Sembrerà strano doverci mettere la menta, eppure è proprio quella che conferisce al tutto quell’aroma di sole, di mare, di isole lontane e mitologiche…..
Secca, mi raccomando, che quella fresca in questo caso risulterebbe troppo pungente e poi perché così ricorda pure un po’ l’origano selvatico. E il sogno è servito!
Ingredienti (per due)
250 gr di calamarata fresca
1 trancio di pesce spada (da 200 gr circa)
1 melanzana piccola
Una decina di pomodorini
2 filetti di acciughe
3 spicchi d’aglio
2 dita di vino bianco secco
Prezzemolo
Peperoncino in grani
½ cucchiaino di menta secca
Sale
Olio extravergine d’oliva
Procedimento
Mettere a bollire l’acqua per la pasta. Nel frattempo preparare prima la melanzana lavandola, asciugandola e tagliandola a piccoli cubetti.
In una padella scaldare dell’olio con uno spicchio d’aglio tagliato a metà e tuffarci dentro i dadini di melanzana facendoli rosolare a fuoco sostenuto, dopo averli salati, insaporiti con peperoncino in grani e abbondante prezzemolo tritato.
Quando saranno cotti, metterli a raffreddare su un piatto piano e lasciarli da parte.
Nel frattempo dedicarsi al sughetto vero e proprio: scaldare dell’olio in una larga padella (che poi dovrà ospitare anche la pasta) insieme ai restanti spicchi d’aglio tagliati a metà e ai filetti di acciuga.
Unire i pomodorini tagliati in quattro e far cuocere, sempre a fuoco abbastanza sostenuto, per 3-4 minuti.
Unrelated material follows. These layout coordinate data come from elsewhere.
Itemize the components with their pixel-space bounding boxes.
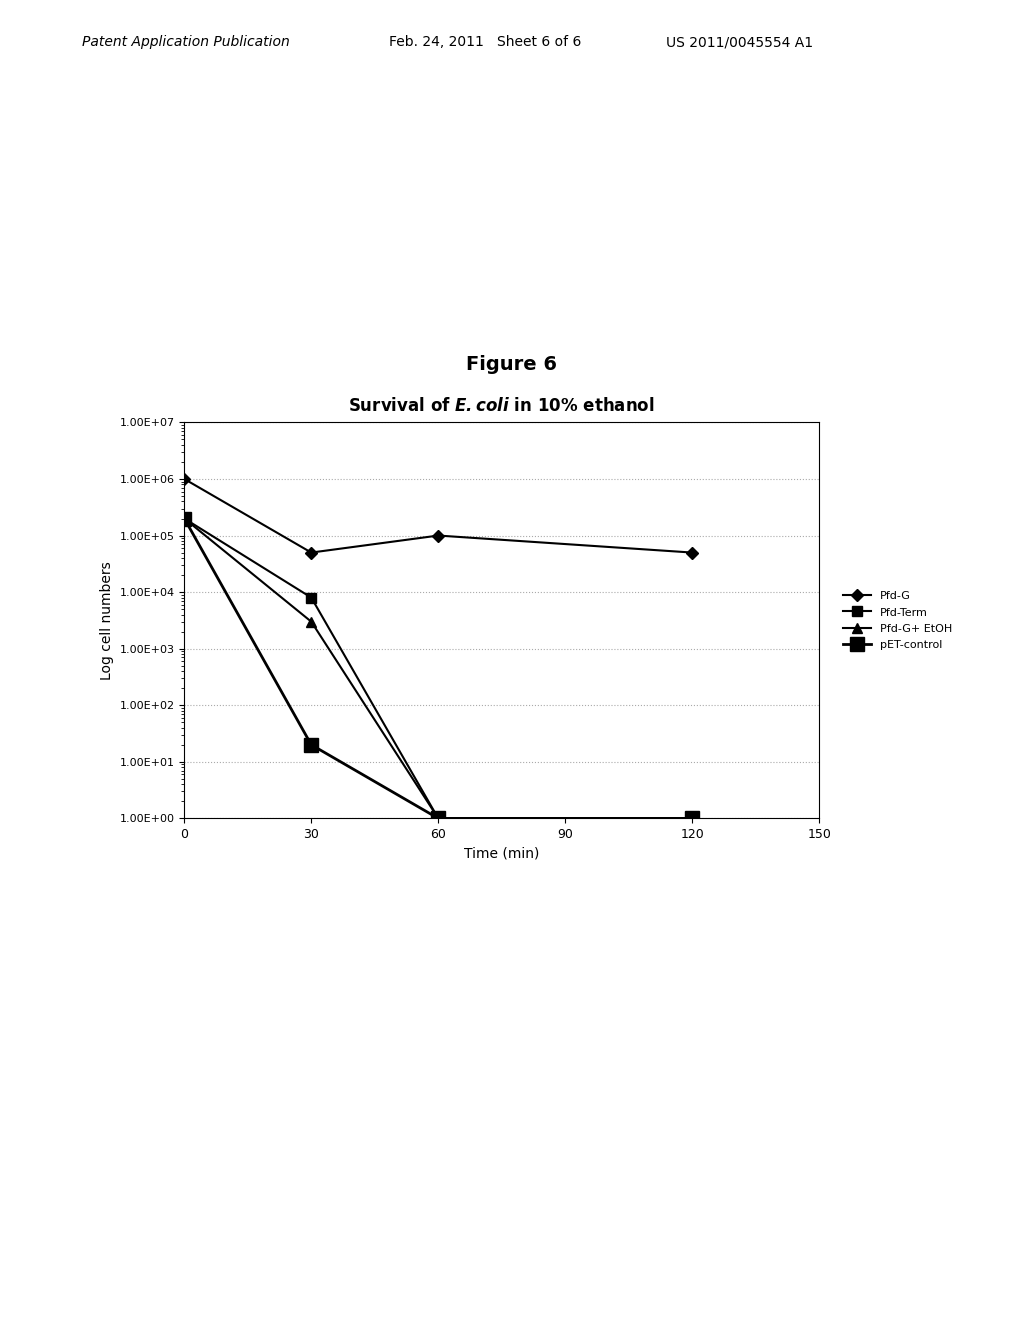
pET-control — [305, 737, 317, 752]
Title: Survival of $\bfit{E. coli}$ in 10% ethanol: Survival of $\bfit{E. coli}$ in 10% etha… — [348, 397, 655, 416]
pET-control — [686, 810, 698, 826]
Pfd-Term — [178, 511, 190, 527]
Text: US 2011/0045554 A1: US 2011/0045554 A1 — [666, 36, 813, 49]
Text: Figure 6: Figure 6 — [467, 355, 557, 374]
Pfd-G — [178, 471, 190, 487]
Line: pET-control: pET-control — [177, 512, 699, 825]
Pfd-G+ EtOH — [305, 614, 317, 630]
Line: Pfd-G: Pfd-G — [180, 475, 696, 557]
Pfd-G — [432, 528, 444, 544]
X-axis label: Time (min): Time (min) — [464, 846, 540, 861]
Pfd-Term — [432, 810, 444, 826]
Text: Patent Application Publication: Patent Application Publication — [82, 36, 290, 49]
Text: Feb. 24, 2011   Sheet 6 of 6: Feb. 24, 2011 Sheet 6 of 6 — [389, 36, 582, 49]
Pfd-Term — [305, 590, 317, 606]
Line: Pfd-Term: Pfd-Term — [179, 513, 697, 824]
Y-axis label: Log cell numbers: Log cell numbers — [100, 561, 114, 680]
Pfd-G+ EtOH — [178, 511, 190, 527]
Pfd-G — [305, 545, 317, 561]
Pfd-G+ EtOH — [432, 810, 444, 826]
Line: Pfd-G+ EtOH: Pfd-G+ EtOH — [179, 513, 443, 824]
Pfd-G — [686, 545, 698, 561]
Pfd-Term — [686, 810, 698, 826]
pET-control — [178, 511, 190, 527]
pET-control — [432, 810, 444, 826]
Legend: Pfd-G, Pfd-Term, Pfd-G+ EtOH, pET-control: Pfd-G, Pfd-Term, Pfd-G+ EtOH, pET-contro… — [838, 585, 957, 656]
Dopodiché aggiungere il pesce spada tagliato a cubetti e farlo saltare insieme al condimento, evitando di mescolare per non rischiare di frantumare e ridurre in poltiglia il pesce.
Dopo un paio di minuti bagnare con il vino bianco, salare con moderazione (considerando la presenza delle acciughe), unire le melanzane già cotte e lasciare insaporire il tutto ancora pochi secondi.
Sbollentare la pasta per metà del tempo indicato sulla confezione, quindi tirarla su con una schiumarola e finire di cuocerla nel condimento allungando a mano a mano con l’acqua di cottura.
Spolverizzare di menta, completare con un giro d’olio e….buon viaggio!